Jeden Tag eine Stunde laufen. Der japanische Schriftsteller Haruki Murakami hat darüber ein Buch geschrieben. Ein inspirierendes Werk über Selbstführung und bewegte Gesundheit. Für viele ist es ein unerfüllbarer Traum.
Guy Almog aus München, Jahrgang 1978, hat ihn sich dagegen nicht nur erfüllt. Er hat ihn sogar übertroffen. Den Traum auf den Traum gesetzt, sozusagen. Nicht nur läuft Guy seit 2019 jeden Tag, er hat auch ein Jahr lang täglich einen Halbmarathon absolviert. Ganz ohne Druck und Zwang, irgendwie aus dem Herzen heraus. Wie er das geschafft hat, verrät er im Interview.

Beat Yesterday: Guy, du läufst seit einem Jahr jeden Tag einen Halbmarathon. Warum?
Guy Almog: Ich habe relativ spät mit dem Laufen angefangen. Ich war damals 38. Da habe ich gesehen, dass es mir liegt. Dass ich es gut kann, dass es leicht für mich ist. Irgendwann bin ich fast täglich gelaufen. Es gab mal fünf Tage, mal sieben am Stück, dann zwei Wochen. So ist irgendwann dieser Streak entstanden. Ich habe irgendwann einfach nicht mehr aufgehört.
Beat Yesterday: Wie lang ist der aktuelle Streak?
Guy: Ich laufe Stand heute – 31. Juli 2025 – 2101 Tage am Stück. Insgesamt habe ich mit dem finalen Halbmarathon mein anderes Ziel geschafft: Ich bin seit 2019 mehr als 40.075 Kilometer gelaufen. Und damit einmal um den Erdball.
Beat Yesterday: Warst du nie krank?
Guy: Ich war mal leicht erkältet und hatte kleine Verletzungen. Dann bin ich rausgegangen und habe geguckt: Wie verletzt bin ich eigentlich? Witzigerweise hatte ich vor dem Halbmarathon-Versuch ein paar Probleme, die Hamstrings – die hinteren Oberschenkelmuskeln – haben gezogen. Ich konnte nicht länger als zwei Kilometer laufen. Irgendwann ging es, nach 14 Tagen begann es dann mit dem Halbmarathon. Wichtig hier: Rückblickend war es fast ein bisschen doof. Niemand sollte Verletzungen riskieren. Bitte nicht nachmachen!

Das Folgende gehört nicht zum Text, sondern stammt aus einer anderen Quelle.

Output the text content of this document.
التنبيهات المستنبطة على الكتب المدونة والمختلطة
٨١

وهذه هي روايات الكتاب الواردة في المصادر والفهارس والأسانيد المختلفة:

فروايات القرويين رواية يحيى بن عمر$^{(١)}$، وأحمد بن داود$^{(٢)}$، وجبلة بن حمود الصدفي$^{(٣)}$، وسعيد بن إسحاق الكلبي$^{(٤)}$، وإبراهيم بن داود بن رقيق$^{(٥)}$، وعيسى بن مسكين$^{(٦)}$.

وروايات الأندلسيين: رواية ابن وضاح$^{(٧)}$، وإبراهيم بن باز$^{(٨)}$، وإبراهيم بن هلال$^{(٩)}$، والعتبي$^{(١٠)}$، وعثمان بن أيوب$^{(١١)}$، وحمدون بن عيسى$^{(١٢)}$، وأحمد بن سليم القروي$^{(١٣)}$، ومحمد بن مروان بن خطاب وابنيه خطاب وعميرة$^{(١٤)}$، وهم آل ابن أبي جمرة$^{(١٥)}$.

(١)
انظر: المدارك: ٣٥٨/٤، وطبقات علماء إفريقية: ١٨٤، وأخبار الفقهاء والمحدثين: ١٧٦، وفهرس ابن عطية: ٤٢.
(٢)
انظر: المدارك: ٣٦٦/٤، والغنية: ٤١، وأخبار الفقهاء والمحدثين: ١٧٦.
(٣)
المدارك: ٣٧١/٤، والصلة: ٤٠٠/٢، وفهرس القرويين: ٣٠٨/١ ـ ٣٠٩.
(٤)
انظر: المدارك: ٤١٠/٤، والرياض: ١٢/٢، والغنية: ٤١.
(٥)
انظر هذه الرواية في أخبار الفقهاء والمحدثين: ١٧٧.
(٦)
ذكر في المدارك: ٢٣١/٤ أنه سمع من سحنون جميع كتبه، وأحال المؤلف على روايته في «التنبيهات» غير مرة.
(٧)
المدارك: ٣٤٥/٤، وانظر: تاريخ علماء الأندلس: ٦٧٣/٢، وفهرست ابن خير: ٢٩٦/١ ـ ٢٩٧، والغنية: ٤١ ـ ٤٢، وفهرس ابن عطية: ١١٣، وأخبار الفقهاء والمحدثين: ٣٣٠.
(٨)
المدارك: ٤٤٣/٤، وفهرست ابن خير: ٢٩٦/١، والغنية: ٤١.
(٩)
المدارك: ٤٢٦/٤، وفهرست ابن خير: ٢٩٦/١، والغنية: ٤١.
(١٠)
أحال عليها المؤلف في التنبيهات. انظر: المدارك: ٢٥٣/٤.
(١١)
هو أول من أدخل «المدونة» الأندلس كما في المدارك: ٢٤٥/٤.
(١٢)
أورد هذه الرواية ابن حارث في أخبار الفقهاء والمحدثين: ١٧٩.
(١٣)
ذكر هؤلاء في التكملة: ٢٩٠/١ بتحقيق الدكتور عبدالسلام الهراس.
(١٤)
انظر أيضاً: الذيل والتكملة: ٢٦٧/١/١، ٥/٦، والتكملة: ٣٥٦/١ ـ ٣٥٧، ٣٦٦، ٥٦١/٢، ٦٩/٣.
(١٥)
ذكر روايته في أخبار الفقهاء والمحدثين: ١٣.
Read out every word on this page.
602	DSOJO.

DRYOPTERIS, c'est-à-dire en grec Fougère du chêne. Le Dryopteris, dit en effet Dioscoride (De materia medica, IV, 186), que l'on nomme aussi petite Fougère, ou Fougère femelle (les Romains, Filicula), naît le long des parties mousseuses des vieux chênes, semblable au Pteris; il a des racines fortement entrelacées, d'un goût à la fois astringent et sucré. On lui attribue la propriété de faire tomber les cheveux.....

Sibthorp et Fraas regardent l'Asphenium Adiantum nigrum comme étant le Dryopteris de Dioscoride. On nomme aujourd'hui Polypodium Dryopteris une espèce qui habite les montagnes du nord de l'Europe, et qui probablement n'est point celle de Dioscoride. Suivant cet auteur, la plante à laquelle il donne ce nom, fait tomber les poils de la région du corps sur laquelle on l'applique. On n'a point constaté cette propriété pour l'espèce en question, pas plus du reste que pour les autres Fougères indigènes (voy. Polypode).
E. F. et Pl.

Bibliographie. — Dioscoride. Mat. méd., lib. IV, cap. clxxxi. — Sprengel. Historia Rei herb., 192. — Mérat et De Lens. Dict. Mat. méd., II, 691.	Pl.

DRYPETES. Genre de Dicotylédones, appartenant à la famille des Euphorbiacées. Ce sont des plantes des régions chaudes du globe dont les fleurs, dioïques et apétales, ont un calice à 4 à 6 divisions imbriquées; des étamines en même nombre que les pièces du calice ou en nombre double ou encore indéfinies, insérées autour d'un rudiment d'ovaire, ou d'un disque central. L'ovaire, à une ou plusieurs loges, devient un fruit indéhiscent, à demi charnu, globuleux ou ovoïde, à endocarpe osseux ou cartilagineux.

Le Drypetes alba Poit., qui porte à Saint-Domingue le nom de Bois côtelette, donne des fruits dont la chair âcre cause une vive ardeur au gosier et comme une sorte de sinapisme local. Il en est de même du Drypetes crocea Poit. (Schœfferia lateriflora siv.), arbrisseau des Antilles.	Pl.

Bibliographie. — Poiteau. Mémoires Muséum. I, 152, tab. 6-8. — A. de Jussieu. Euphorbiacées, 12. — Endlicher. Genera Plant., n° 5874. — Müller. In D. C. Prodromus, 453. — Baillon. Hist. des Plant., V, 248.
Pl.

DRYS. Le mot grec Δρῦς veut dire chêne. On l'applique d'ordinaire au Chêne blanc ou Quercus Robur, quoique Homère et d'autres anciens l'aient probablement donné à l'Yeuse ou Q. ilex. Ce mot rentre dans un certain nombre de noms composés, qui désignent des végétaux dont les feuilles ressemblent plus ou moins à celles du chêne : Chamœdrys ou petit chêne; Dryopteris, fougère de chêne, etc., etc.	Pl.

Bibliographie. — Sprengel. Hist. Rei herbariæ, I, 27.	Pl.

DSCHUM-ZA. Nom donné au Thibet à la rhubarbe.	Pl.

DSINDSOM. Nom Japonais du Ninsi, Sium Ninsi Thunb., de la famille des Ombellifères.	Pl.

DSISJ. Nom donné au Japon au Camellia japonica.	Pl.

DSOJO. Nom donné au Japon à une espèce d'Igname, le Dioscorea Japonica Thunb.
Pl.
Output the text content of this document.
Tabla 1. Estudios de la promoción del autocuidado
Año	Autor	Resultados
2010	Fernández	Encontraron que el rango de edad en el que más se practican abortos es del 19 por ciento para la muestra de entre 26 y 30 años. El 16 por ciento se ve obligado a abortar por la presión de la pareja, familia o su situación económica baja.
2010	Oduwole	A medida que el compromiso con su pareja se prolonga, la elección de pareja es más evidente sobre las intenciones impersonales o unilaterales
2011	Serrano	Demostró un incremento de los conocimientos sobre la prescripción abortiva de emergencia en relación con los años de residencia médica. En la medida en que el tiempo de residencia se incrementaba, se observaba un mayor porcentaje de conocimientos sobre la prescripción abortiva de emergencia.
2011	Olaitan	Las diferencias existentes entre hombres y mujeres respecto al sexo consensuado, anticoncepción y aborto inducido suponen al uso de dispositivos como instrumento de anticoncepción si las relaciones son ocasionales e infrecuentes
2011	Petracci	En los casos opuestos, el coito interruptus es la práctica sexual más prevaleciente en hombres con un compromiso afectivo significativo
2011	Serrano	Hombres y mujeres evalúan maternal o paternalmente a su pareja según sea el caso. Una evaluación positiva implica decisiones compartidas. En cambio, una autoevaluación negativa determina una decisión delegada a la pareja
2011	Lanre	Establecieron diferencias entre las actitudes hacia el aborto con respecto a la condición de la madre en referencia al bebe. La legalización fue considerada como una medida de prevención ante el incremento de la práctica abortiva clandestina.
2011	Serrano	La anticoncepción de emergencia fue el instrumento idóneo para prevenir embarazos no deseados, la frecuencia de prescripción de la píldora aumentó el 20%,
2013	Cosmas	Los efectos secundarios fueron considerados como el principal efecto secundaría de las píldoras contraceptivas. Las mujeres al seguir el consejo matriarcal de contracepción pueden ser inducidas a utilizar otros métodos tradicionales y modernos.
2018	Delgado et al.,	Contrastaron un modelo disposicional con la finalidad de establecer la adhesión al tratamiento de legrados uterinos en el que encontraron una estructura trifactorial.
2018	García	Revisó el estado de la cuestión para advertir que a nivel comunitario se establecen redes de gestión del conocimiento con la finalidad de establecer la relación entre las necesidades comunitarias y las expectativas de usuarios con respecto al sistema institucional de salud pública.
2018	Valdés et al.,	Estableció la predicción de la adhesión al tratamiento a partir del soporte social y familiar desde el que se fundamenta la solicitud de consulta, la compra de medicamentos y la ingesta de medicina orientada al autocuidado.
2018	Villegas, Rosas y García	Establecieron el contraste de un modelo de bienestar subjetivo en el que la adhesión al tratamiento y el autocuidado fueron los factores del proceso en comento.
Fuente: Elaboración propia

Beat Yesterday: Wie lang brauchst du für einen Halbmarathon?
Guy: Meinen Alltags-Halbmarathon laufe ich in 1 Stunde und 45 Minuten. Das ist mein Wohlfühltempo. Meine Bestzeit lag bei 1 Stunde und 24 Minuten.

Beat Yesterday: Wie bekommst du das zeitlich hin? Immerhin reden wir von weit mehr als 600 Stunden, die du allein im vergangenen Jahr gelaufen bist.
Guy: Das ist das Schwierige. Ich habe einen stinknormalen Bürojob und eine Familie mit zwei Kindern. Ich sag: Entweder laufe ich zwischendurch, davor oder danach. Wenn ich ein Kind in die Schule bringen muss, sollte ich vorher damit fertig werden. Oder das mit dem Laufen verbinden.
Beat Yesterday: Wie hat sich das Leben verändert?
Guy: Mir ging es körperlich nie besser. Das Laufen bereichert mein Leben. Nur ist der Kopf auch sehr damit beschäftigt. Wenn ich abends im Bett bin und merke, dass der morgige Tag voll wird, krieg ich Gänsehaut. Verdammt, das wird morgen kompliziert mit dem Streak, denke ich.
Beat Yesterday: Was müsste passieren, damit du aussetzt?
Guy: Wenn ich keinen Spaß mehr habe, würde ich aussetzen. Die Zahlen und persönlichen Rekorde mag ich natürlich – aber sie sind nicht meine treibende Kraft. Das ist die Freude. Ich quäle mich nicht, denn Qual wäre ein Grund, damit so langsam aufzuhören. Ich tue es, weil mich Laufen glücklich macht.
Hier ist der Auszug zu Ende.